Layanan tersebut dihadirkan melalui fitur landing page UMKM Bangkit yang tersedia di beberapa e-commerce. Yaitu di Shopee, Tokopedia, TikTok Shop, dan Lazada, guna memastikan UMKM terdampak bencana tetap memiliki akses pasar.

Menteri UMKM Maman Abdurrahman mengatakan, inisiatif ini bertujuan mendorong pemulihan ekonomi daerah terdampak. Yakni melalui peningkatan penjualan produk UMKM.

“Produk UMKM dari Aceh, Sumatera Utara, dan Sumatera Barat kita pasarkan agar dapat dibeli masyarakat. Sehingga roda ekonomi daerah kembali bergerak,” kata Maman lewat keterangannya, Kamis, 29 Januari 2026.

Ia menjelaskan, landing page UMKM Bangkit telah diluncurkan di Shopee dan Tokopedia sejak 26 Januari 2026. Sementara Lazada dijadwalkan pada 29 Januari 2026.

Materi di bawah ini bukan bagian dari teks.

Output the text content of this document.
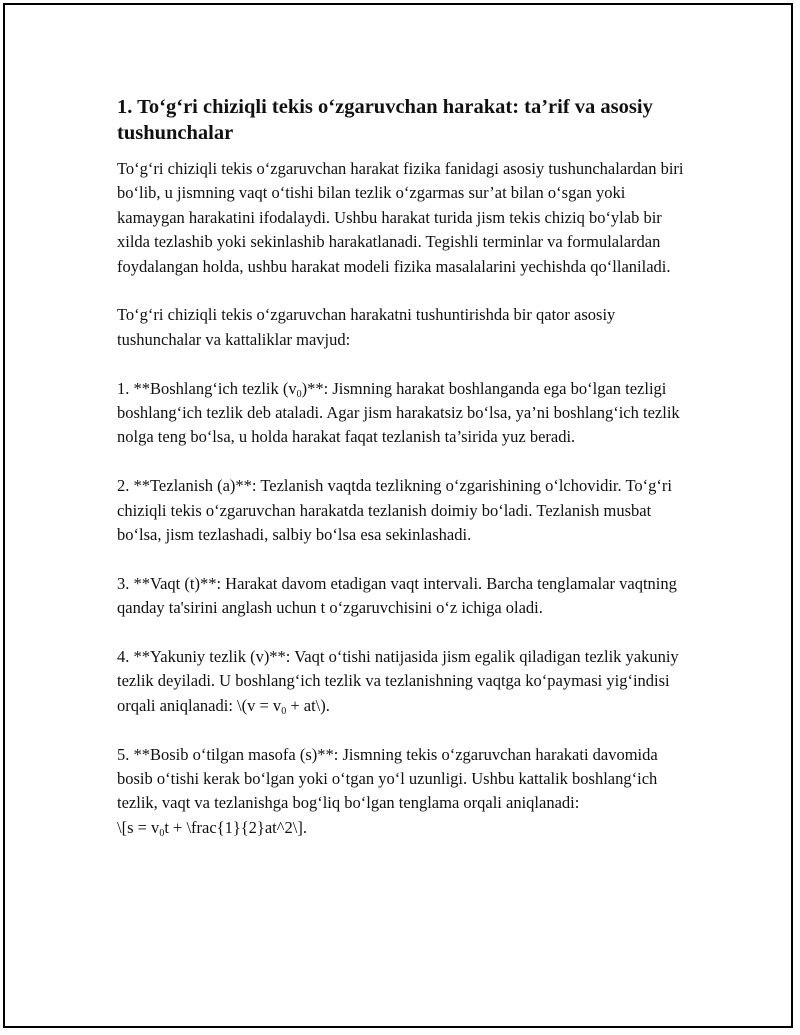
1. To‘g‘ri chiziqli tekis o‘zgaruvchan harakat: ta’rif va asosiy tushunchalar

To‘g‘ri chiziqli tekis o‘zgaruvchan harakat fizika fanidagi asosiy tushunchalardan biri bo‘lib, u jismning vaqt o‘tishi bilan tezlik o‘zgarmas sur’at bilan o‘sgan yoki kamaygan harakatini ifodalaydi. Ushbu harakat turida jism tekis chiziq bo‘ylab bir xilda tezlashib yoki sekinlashib harakatlanadi. Tegishli terminlar va formulalardan foydalangan holda, ushbu harakat modeli fizika masalalarini yechishda qo‘llaniladi.

To‘g‘ri chiziqli tekis o‘zgaruvchan harakatni tushuntirishda bir qator asosiy tushunchalar va kattaliklar mavjud:

1. **Boshlang‘ich tezlik $(v_0)**$: Jismning harakat boshlanganda ega bo‘lgan tezligi boshlang‘ich tezlik deb ataladi. Agar jism harakatsiz bo‘lsa, ya’ni boshlang‘ich tezlik nolga teng bo‘lsa, u holda harakat faqat tezlanish ta’sirida yuz beradi.

2. **Tezlanish (a)**: Tezlanish vaqtda tezlikning o‘zgarishining o‘lchovidir. To‘g‘ri chiziqli tekis o‘zgaruvchan harakatda tezlanish doimiy bo‘ladi. Tezlanish musbat bo‘lsa, jism tezlashadi, salbiy bo‘lsa esa sekinlashadi.

3. **Vaqt (t)**: Harakat davom etadigan vaqt intervali. Barcha tenglamalar vaqtning qanday ta'sirini anglash uchun t o‘zgaruvchisini o‘z ichiga oladi.

4. **Yakuniy tezlik (v)**: Vaqt o‘tishi natijasida jism egalik qiladigan tezlik yakuniy tezlik deyiladi. U boshlang‘ich tezlik va tezlanishning vaqtga ko‘paymasi yig‘indisi orqali aniqlanadi: \(v = $v_0$ + at\).

5. **Bosib o‘tilgan masofa (s)**: Jismning tekis o‘zgaruvchan harakati davomida bosib o‘tishi kerak bo‘lgan yoki o‘tgan yo‘l uzunligi. Ushbu kattalik boshlang‘ich tezlik, vaqt va tezlanishga bog‘liq bo‘lgan tenglama orqali aniqlanadi:
\[s = $v_0t$ + \frac{1}{2}at^2\].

Berdasarkan data Kementerian UMKM hingga 18 Januari 2026, tercatat 34.030 UMKM di tiga provinsi terdampak bencana dan membutuhkan dukungan pembiayaan, sampai pemasaran. Sebanyak 3.018 UMKM di antaranya mengalami keterbatasan akses pasar.

Untuk menjawab tantangan tersebut, Kementerian UMKM memfasilitasi promosi produk melalui landing page. Seperti UMKM Bangkit, business matching, konsultasi dan pendampingan pemasaran, serta layanan informasi bagi pelaku usaha.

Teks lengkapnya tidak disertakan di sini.